Quais os diferenciais dos produtos manipulados no sentido de prevenir e combater os males que podem surgir nessa época de frio?


Em primeiro lugar, é preciso ressaltar que o segmento de manipulação é fundamental para a saúde brasileira, salva vidas e é referência internacional. O preparo individualizado de produtos e medicamentos é feito exclusivamente sob prescrição de profissionais de saúde habilitados, atendendo tanto os pacientes que buscam as farmácias por si mesmos quanto os hospitalizados, com produtos direcionados às suas necessidades específicas. Nesse sentido, a farmácia de manipulação consegue adequar os medicamentos às demandas individuais de cada pessoa. Por exemplo, é possível associar diversos princípios ativos em um mesmo medicamento, facilitando sua administração. Também é possível criar formulações em diferentes formas de apresentação – xaropes, cápsulas e até pastilhas –, facilitando o processo para pessoas que têm alguma dificuldade de deglutição, como os pacientes hospitalizados, por exemplo. Nos meses mais frios, é maior a demanda por multivitamínicos que contribuem para a imunidade. De acordo com as necessidades individuais, é possível manipular uma fórmula personalizada, com a quantidade específica de cada componente necessário à suplementação da pessoa. Isso tudo, é claro, se o farmacêutico avaliar que há viabilidade técnica para tal.
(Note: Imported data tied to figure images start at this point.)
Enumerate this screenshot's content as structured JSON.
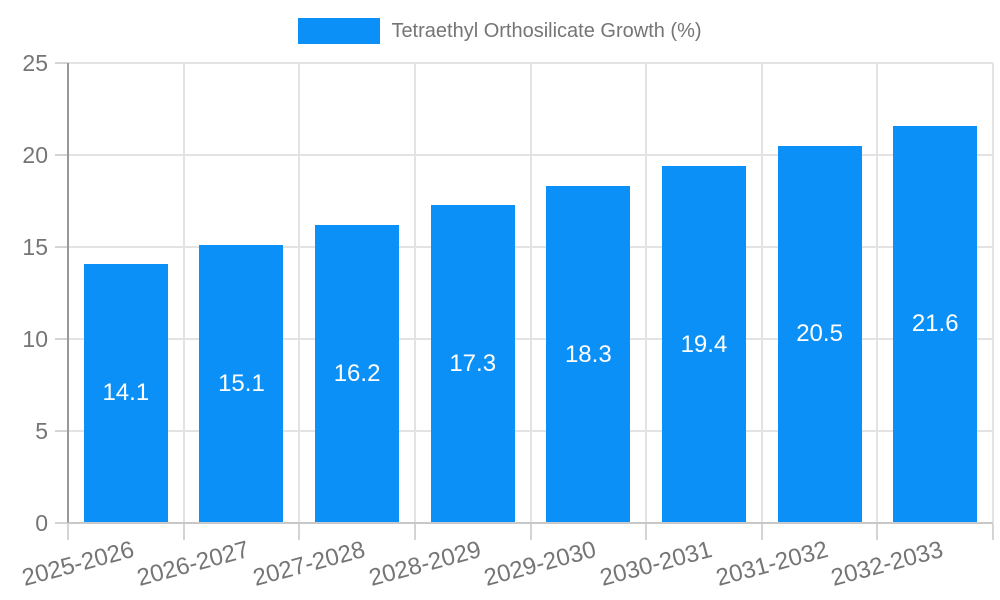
{
  "chart_data": {
    "type": "bar",
    "title": "",
    "legend_label": "Tetraethyl Orthosilicate Growth (%)",
    "legend_position": "top-center",
    "categories": [
      "2025-2026",
      "2026-2027",
      "2027-2028",
      "2028-2029",
      "2029-2030",
      "2030-2031",
      "2031-2032",
      "2032-2033"
    ],
    "values": [
      14.1,
      15.1,
      16.2,
      17.3,
      18.3,
      19.4,
      20.5,
      21.6
    ],
    "value_labels": [
      "14.1",
      "15.1",
      "16.2",
      "17.3",
      "18.3",
      "19.4",
      "20.5",
      "21.6"
    ],
    "xlabel": "",
    "ylabel": "",
    "ylim": [
      0,
      25
    ],
    "y_ticks": [
      0,
      5,
      10,
      15,
      20,
      25
    ],
    "grid": true,
    "x_label_rotation_deg": -15,
    "colors": {
      "bar": "#0b90f8",
      "value_label_text": "#ffffff",
      "axis_text": "#757575",
      "legend_text": "#757575",
      "gridline": "#e3e3e3",
      "tick_mark": "#d4d4d4",
      "y_axis_line": "#999999",
      "x_axis_line": "#c8c8c8",
      "background": "#ffffff"
    }
  }
}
De que forma o farmacêutico pode ajudar fazendo um primeiro atendimento a quem precisar de algum medicamento nessa época?


É preciso destacar que são funções do farmacêutico, entre outras, oferecer as devidas orientações ao paciente quanto ao uso racional de medicamentos, manipular remédios e outros produtos, realizar análises das prescrições e avaliar sinais e sintomas de doenças com o propósito de prover cuidado primário ao paciente. De modo geral, podemos dizer que, enquanto o médico é o profissional do diagnóstico e do paciente, o farmacêutico é o profissional especializado nos tratamentos a base de medicamentos. Por isso, é direito de cada cidadão receber o primeiro atendimento dentro das farmácias, por um farmacêutico habilitado, sempre que necessitar. Esse profissional vai ouvir as queixas, avaliar os sintomas e encaminhar para o médico ou outro especialista da saúde quando julgar necessário, podendo também prescrever medicamentos que não necessitem de receita médica para melhorar a qualidade de vida desse indivíduo.


Em quais casos o farmacêutico deve orientar a pessoa a procurar um médico?


Quando o farmacêutico observar indícios e sintomas de doenças mais graves, com risco de complicações, ou se for um caso de emergência, por exemplo, ele pode e deve orientar que o paciente busque ajuda médica, seja em consulta com especialista ou de primeiros socorros. Será neste momento que o profissional médico vai diagnosticar o problema e prescrever os medicamentos adequados com eventual necessidade de receitas médicas.